If you feel overwhelmed by the list of potential side effects on your medication, that's understandable. Drugs, on average, each list a mind-numbing 70 potential drug reactions, researchers say.
Such a lengthy list is more likely the product of cautious manufacturers, who want to protect themselves from lawsuits, rather than the inherent dangers of the drugs themselves, the researchers say. But the large number of side effects may make it hard for doctors to know which medications to select for their patients.
“Having a high number of side effects on a drug's label should not suggest that the drug is unsafe. In fact, much of this labeling has less to do with true toxicity than with protecting manufacturers from potential lawsuits,” said study researcher Dr. Jon Duke, assistant professor of medicine at the Indiana University School of Medicine.
“But having all these labeled side effects can overwhelm doctors who must weigh the risks and benefits when prescribing a medication,” Duke said. “The Food and Drug Administration has taken steps to discourage such ‘overwarning,' but at present, information overload is the rule rather than the exception,” Duke said.
Using a computer program, Duke and his colleagues analyzed 5,600 drug labels and more than 500,000 labeled effects.
They found the more commonly prescribed drugs averaged around 100 side effects each, with some drugs containing as many as 525 listed reactions.
The greatest number of side effects was found in antidepressants, antiviral medications and newer treatments forrestless legs syndrome and Parkinson's disease. In general, medications typically used by psychiatrists and neurologists had the most complex labels, while drugs used by dermatologists and ophthalmologists had the least.
Modern technology should be used to assist patients in understanding which of the side effects may be most relevant to them, the researchers say.

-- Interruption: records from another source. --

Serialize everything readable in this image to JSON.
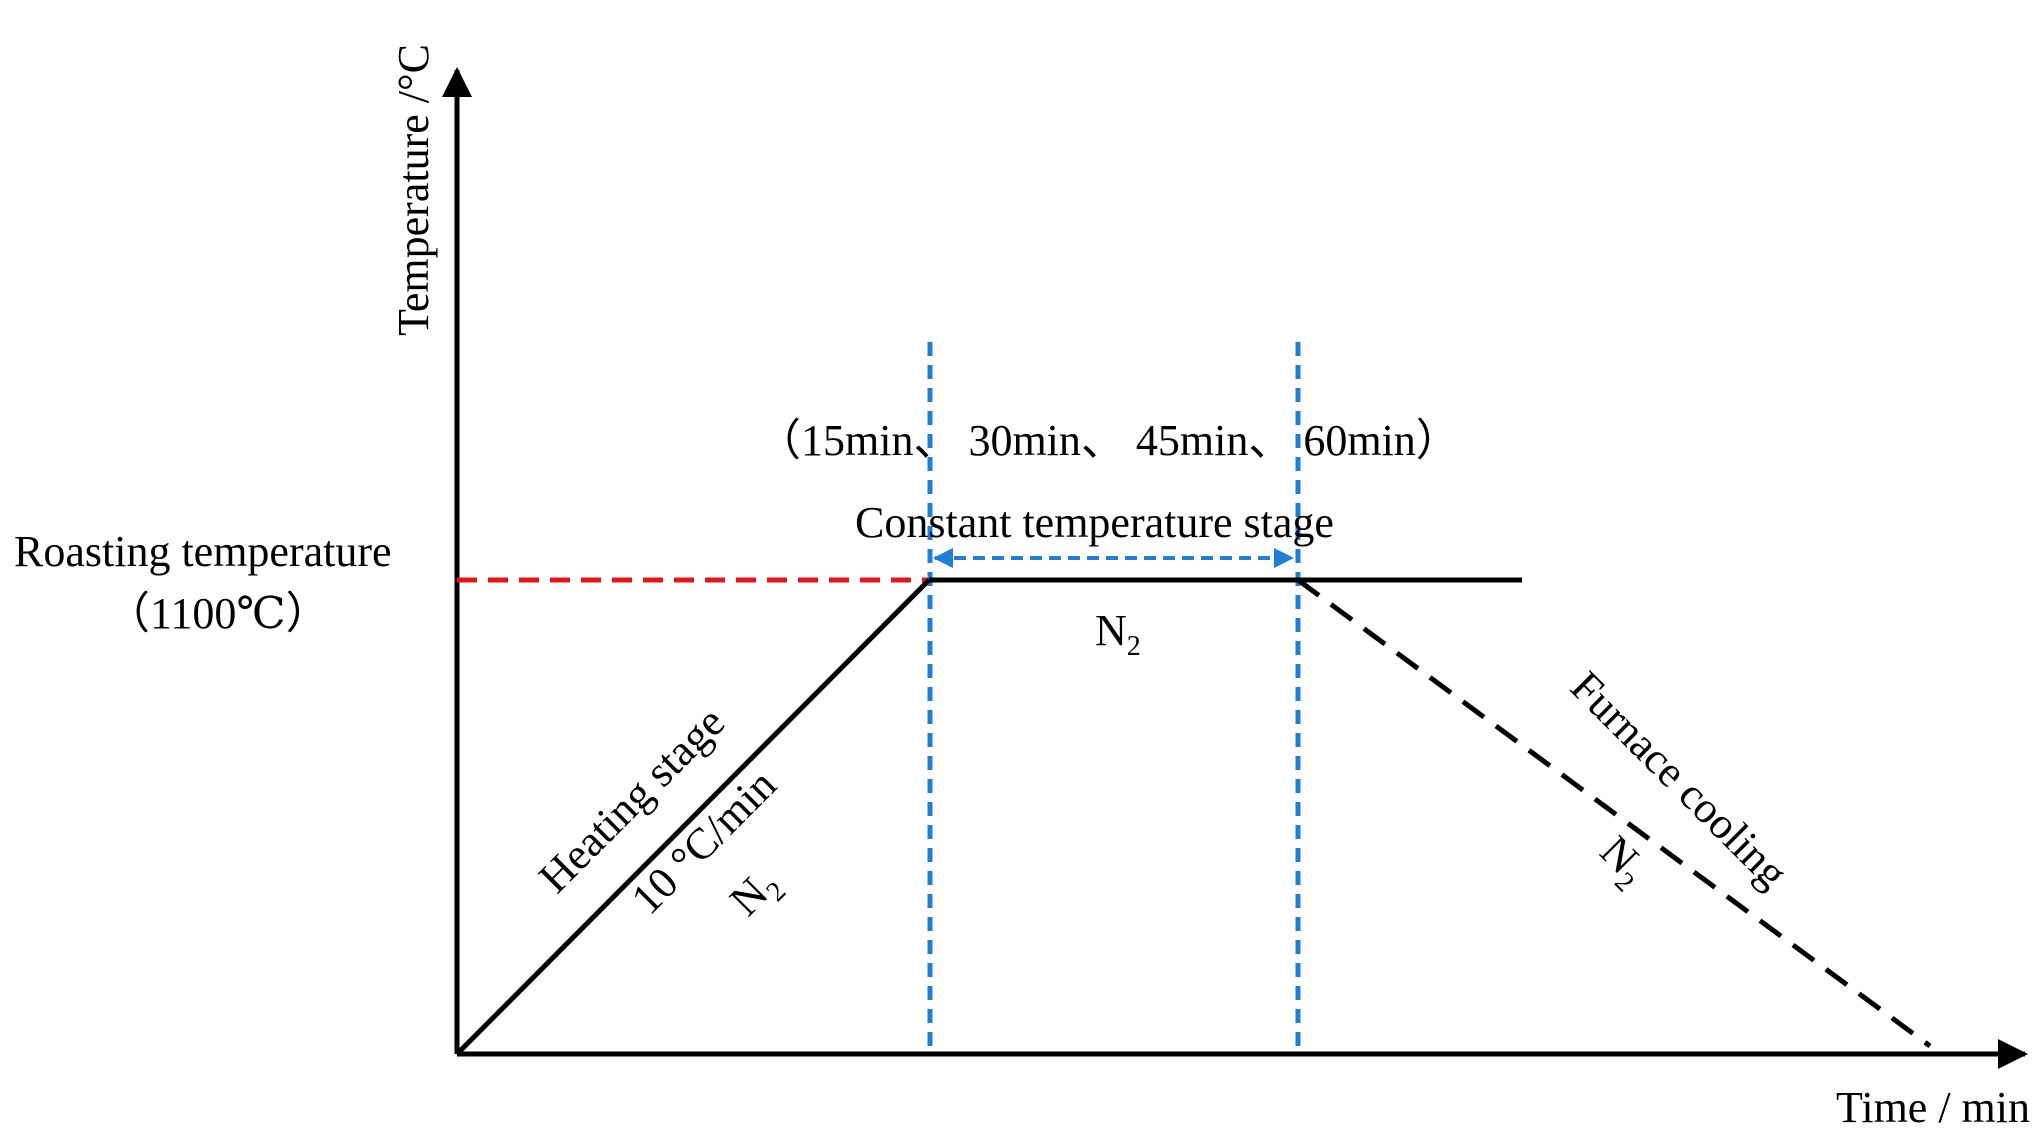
{
  "axes": {
    "y_label": "Temperature /°C",
    "x_label": "Time / min"
  },
  "roasting": {
    "label": "Roasting temperature",
    "value": "（1100℃）"
  },
  "hold_times": "（15min、 30min、 45min、 60min）",
  "constant_stage": {
    "label": "Constant temperature stage",
    "atmosphere": "N",
    "atmosphere_sub": "2"
  },
  "heating_stage": {
    "label": "Heating stage",
    "rate": "10 °C/min",
    "atmosphere": "N",
    "atmosphere_sub": "2"
  },
  "cooling_stage": {
    "label": "Furnace cooling",
    "atmosphere": "N",
    "atmosphere_sub": "2"
  },
  "colors": {
    "curve": "#000000",
    "roasting_guide": "#e8141b",
    "stage_divider": "#1f7fd6"
  }
}
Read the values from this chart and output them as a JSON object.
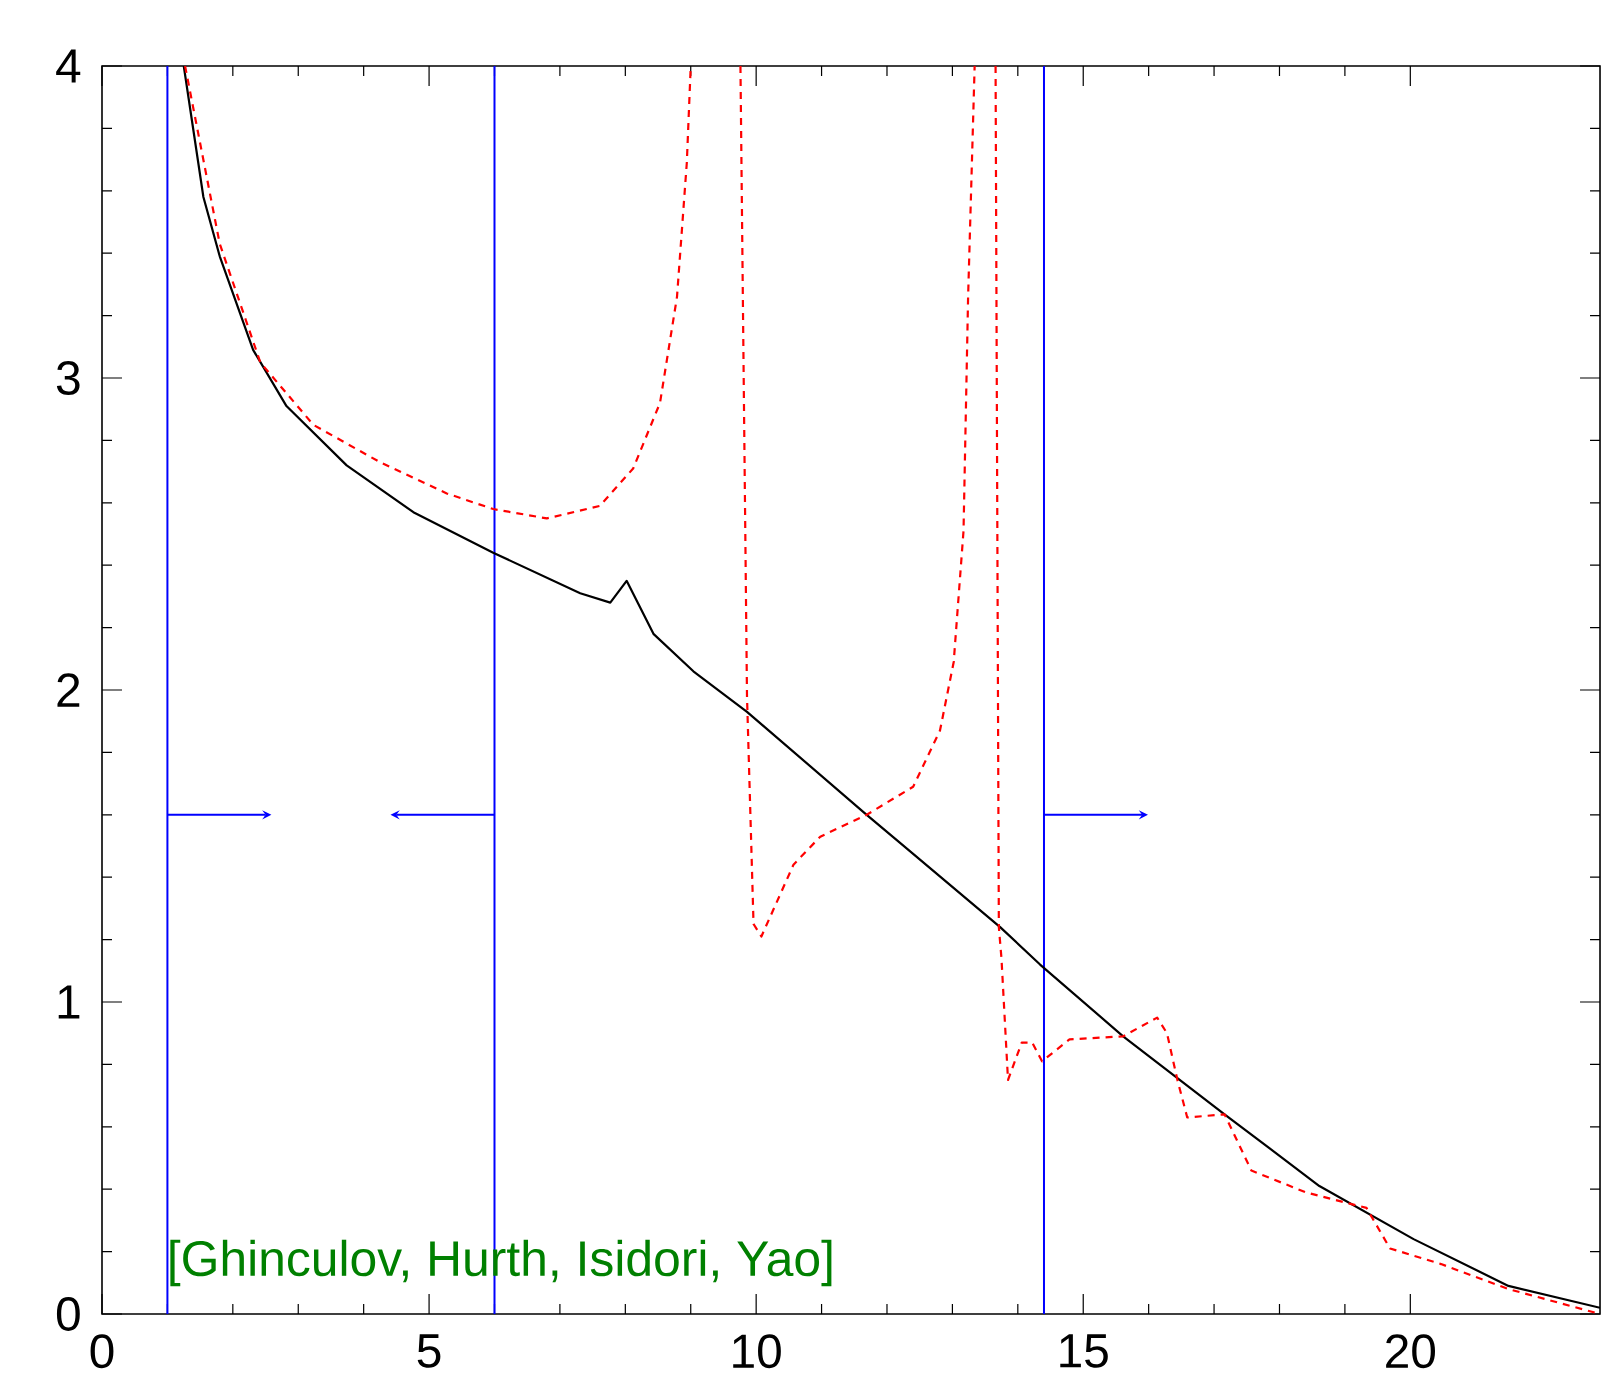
{
  "chart_data": {
    "type": "line",
    "xlim": [
      0,
      22.9
    ],
    "ylim": [
      0,
      4
    ],
    "xticks": [
      0,
      5,
      10,
      15,
      20
    ],
    "yticks": [
      0,
      1,
      2,
      3,
      4
    ],
    "grid": false,
    "series": [
      {
        "color": "#000000",
        "line_style": "solid",
        "x": [
          1.25,
          1.55,
          1.8,
          2.31,
          2.82,
          3.74,
          4.76,
          5.98,
          7.31,
          7.77,
          8.02,
          8.43,
          9.04,
          9.86,
          11.69,
          12.2,
          13.73,
          14.34,
          15.61,
          17.16,
          18.61,
          20.05,
          21.5,
          22.9
        ],
        "values": [
          4,
          3.58,
          3.39,
          3.09,
          2.91,
          2.72,
          2.57,
          2.44,
          2.31,
          2.28,
          2.35,
          2.18,
          2.06,
          1.93,
          1.6,
          1.51,
          1.24,
          1.12,
          0.89,
          0.64,
          0.41,
          0.24,
          0.09,
          0.02
        ]
      },
      {
        "color": "#ff0000",
        "line_style": "dashed",
        "x": [
          1.27,
          1.8,
          2.42,
          3.23,
          4.25,
          5.27,
          5.98,
          6.8,
          7.61,
          8.12,
          8.53,
          8.79,
          8.94,
          9.0,
          9.3,
          9.76,
          9.86,
          9.96,
          10.08,
          10.57,
          10.98,
          11.69,
          12.4,
          12.81,
          13.02,
          13.17,
          13.24,
          13.34,
          13.5,
          13.66,
          13.71,
          13.75,
          13.85,
          14.06,
          14.22,
          14.37,
          14.79,
          15.61,
          16.13,
          16.28,
          16.44,
          16.59,
          17.16,
          17.57,
          18.4,
          19.33,
          19.69,
          20.47,
          21.5,
          22.9
        ],
        "values": [
          4,
          3.43,
          3.05,
          2.85,
          2.73,
          2.63,
          2.58,
          2.55,
          2.59,
          2.71,
          2.92,
          3.26,
          3.69,
          4,
          null,
          4,
          1.98,
          1.25,
          1.21,
          1.44,
          1.53,
          1.6,
          1.69,
          1.87,
          2.09,
          2.51,
          3.26,
          4,
          null,
          4,
          1.24,
          1.14,
          0.75,
          0.87,
          0.87,
          0.81,
          0.88,
          0.89,
          0.95,
          0.9,
          0.75,
          0.63,
          0.64,
          0.46,
          0.39,
          0.34,
          0.21,
          0.16,
          0.08,
          0.0
        ]
      }
    ],
    "ref_lines": [
      {
        "axis": "x",
        "value": 1,
        "color": "#0000ff"
      },
      {
        "axis": "x",
        "value": 6,
        "color": "#0000ff"
      },
      {
        "axis": "x",
        "value": 14.4,
        "color": "#0000ff"
      }
    ],
    "annotations": [
      "[Ghinculov, Hurth, Isidori, Yao]"
    ]
  }
}
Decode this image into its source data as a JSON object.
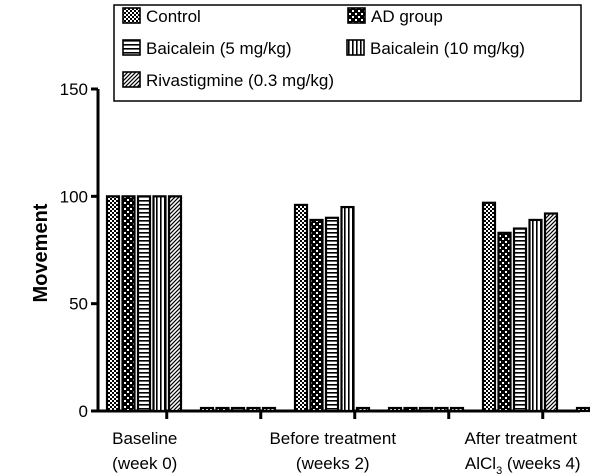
{
  "chart_data": {
    "type": "bar",
    "ylabel": "Movement",
    "ylim": [
      0,
      150
    ],
    "yticks": [
      0,
      50,
      100,
      150
    ],
    "grid": false,
    "legend_position": "top-right",
    "groups": [
      {
        "line1": "Baseline",
        "line2": "(week 0)",
        "values": [
          100,
          100,
          100,
          100,
          100
        ]
      },
      {
        "line1": "",
        "line2": "",
        "values": [
          0,
          0,
          0,
          0,
          0
        ]
      },
      {
        "line1": "Before treatment",
        "line2": "(weeks 2)",
        "values": [
          96,
          89,
          90,
          95,
          0
        ]
      },
      {
        "line1": "",
        "line2": "",
        "values": [
          0,
          0,
          0,
          0,
          0
        ]
      },
      {
        "line1": "After treatment",
        "line2_pre": "AlCl",
        "line2_sub": "3",
        "line2_post": " (weeks 4)",
        "values": [
          97,
          83,
          85,
          89,
          92
        ]
      },
      {
        "line1": "",
        "line2": "",
        "values": [
          0,
          0,
          0,
          0,
          0
        ]
      }
    ],
    "series": [
      {
        "name": "Control",
        "pattern": "checker"
      },
      {
        "name": "AD group",
        "pattern": "bigchecker"
      },
      {
        "name": "Baicalein (5 mg/kg)",
        "pattern": "hlines"
      },
      {
        "name": "Baicalein (10 mg/kg)",
        "pattern": "vlines"
      },
      {
        "name": "Rivastigmine (0.3 mg/kg)",
        "pattern": "diag"
      }
    ]
  }
}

“With current technology, drug labels could be transformed from lengthy static documents to dynamic resources, capable of delivering personalized patient information. Such labels could take into account the individual patient's medical conditions and highlight those side effects that could be especially dangerous,” Duke said.
“We can't stop the growing wave of drug information,” Duke said, “but we can do a better job of presenting it efficiently to health-care providers.”
The study is published today (May 23) in the journal Archives of Internal Medicine. It was funded by the National Library of Medicine and the Regenstrief Institute, a non-profit healthcare research organization afflicated with the Indiana University School of Medicine.
Pass it on: The average medication lists 70 side effects. Such a long list may overwhelm doctors as they try to decide which medications will benefit their patients the most.